Ultimately, this will improve risk determination for type 2 diabetes and allow intervention at an early stage to reduce the chance of increased morbidity and mortality associated with undiagnosed hyperglycemia. This would have major benefits for not only the individual but also the public health management issue of the epidemic.
Project 3 - Identification of Novel Genes Influencing Development of Type 2 Diabetes
Changes in human behaviour and lifestyle over the last century have resulted in a dramatic increase in the incidence of Type 2 Diabetes Mellitus (T2D) worldwide in part driven by increased obesity. Once diagnosed, currently available therapies are inadequate to control disease progression and there are few new therapeutics in the development pipeline due to our limited understanding of the molecular pathogenesis. The complex etiology of T2D is thought to involve environmental and genetic risk factors. A substantial effort has been made to identify the underlying genetic basis of the familial predisposition in order to improve the current understanding of disease mechanisms and identify novel targets for therapeutic development.

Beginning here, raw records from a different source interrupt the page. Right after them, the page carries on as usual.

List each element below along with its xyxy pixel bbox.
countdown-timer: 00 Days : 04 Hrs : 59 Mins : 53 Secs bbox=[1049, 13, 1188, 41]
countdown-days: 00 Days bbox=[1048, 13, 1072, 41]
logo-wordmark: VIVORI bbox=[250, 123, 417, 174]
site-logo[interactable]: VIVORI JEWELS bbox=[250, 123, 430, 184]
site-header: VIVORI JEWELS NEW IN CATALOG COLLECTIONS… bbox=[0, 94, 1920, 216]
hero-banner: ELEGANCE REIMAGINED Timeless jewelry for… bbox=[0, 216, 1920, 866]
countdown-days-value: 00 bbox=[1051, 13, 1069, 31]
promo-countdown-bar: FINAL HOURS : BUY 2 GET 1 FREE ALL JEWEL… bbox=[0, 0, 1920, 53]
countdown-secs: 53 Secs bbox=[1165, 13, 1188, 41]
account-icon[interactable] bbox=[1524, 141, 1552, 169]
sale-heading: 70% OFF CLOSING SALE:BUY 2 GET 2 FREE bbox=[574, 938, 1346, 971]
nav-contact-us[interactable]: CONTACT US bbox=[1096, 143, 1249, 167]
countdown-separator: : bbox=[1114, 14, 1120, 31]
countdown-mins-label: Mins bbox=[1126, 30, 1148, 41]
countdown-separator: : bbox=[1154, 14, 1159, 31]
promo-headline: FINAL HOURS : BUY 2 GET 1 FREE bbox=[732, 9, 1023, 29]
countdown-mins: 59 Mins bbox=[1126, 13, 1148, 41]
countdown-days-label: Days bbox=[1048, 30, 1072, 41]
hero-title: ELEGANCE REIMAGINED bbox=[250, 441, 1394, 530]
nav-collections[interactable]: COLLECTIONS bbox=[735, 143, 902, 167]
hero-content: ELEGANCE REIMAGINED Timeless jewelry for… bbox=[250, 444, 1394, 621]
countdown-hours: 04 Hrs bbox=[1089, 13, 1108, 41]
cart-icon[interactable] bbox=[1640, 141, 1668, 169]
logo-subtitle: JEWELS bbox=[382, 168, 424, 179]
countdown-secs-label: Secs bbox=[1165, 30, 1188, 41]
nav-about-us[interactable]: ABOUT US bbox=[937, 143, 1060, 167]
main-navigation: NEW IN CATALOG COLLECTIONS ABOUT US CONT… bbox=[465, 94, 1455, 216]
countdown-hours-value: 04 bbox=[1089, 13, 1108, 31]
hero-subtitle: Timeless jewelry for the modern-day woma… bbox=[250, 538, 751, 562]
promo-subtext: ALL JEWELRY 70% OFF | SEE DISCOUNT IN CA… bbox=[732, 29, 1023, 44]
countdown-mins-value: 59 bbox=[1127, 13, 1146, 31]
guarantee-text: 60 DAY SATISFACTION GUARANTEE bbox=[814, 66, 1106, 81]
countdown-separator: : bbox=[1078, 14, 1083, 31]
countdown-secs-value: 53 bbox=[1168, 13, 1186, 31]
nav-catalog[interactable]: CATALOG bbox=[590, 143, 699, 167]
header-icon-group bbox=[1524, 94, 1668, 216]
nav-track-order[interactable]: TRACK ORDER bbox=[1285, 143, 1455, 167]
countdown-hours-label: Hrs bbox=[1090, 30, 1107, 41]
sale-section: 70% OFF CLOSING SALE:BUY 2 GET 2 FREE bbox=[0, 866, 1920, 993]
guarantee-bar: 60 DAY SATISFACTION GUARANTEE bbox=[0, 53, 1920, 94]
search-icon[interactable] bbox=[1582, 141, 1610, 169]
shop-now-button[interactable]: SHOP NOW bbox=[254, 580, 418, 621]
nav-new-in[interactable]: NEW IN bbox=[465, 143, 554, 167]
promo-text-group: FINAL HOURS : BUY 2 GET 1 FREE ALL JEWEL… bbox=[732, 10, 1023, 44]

This project will use next generation DNA sequence technology (NGS) to identify all genetic variation in a specific region within a cohort which has been successfully piloted in our facility. Comprehensive knowledge of all variation will allow full genetic dissection of the segregating variants contributing to the linkage signal and guarantee identification of the causative gene(s). This project will focus on cataloguing all the genetic variation in the Mauritius Family Cohort at chromosome 12q24 using the NGS technology and then variants associated with glucose will be genotyped in the whole cohort and confirmation of linkage signal using conditional linkage analysis. Finally, validation experiments using in vitro model systems of glucose homeostasis will also be applied to confirm a role of the candidate genes. Ultimately these findings will translate to improved understanding of the molecular mechanisms of disease leading to novel and more specific therapeutics acting on new physiological pathways and the potential to control disease progression in afflicted individuals.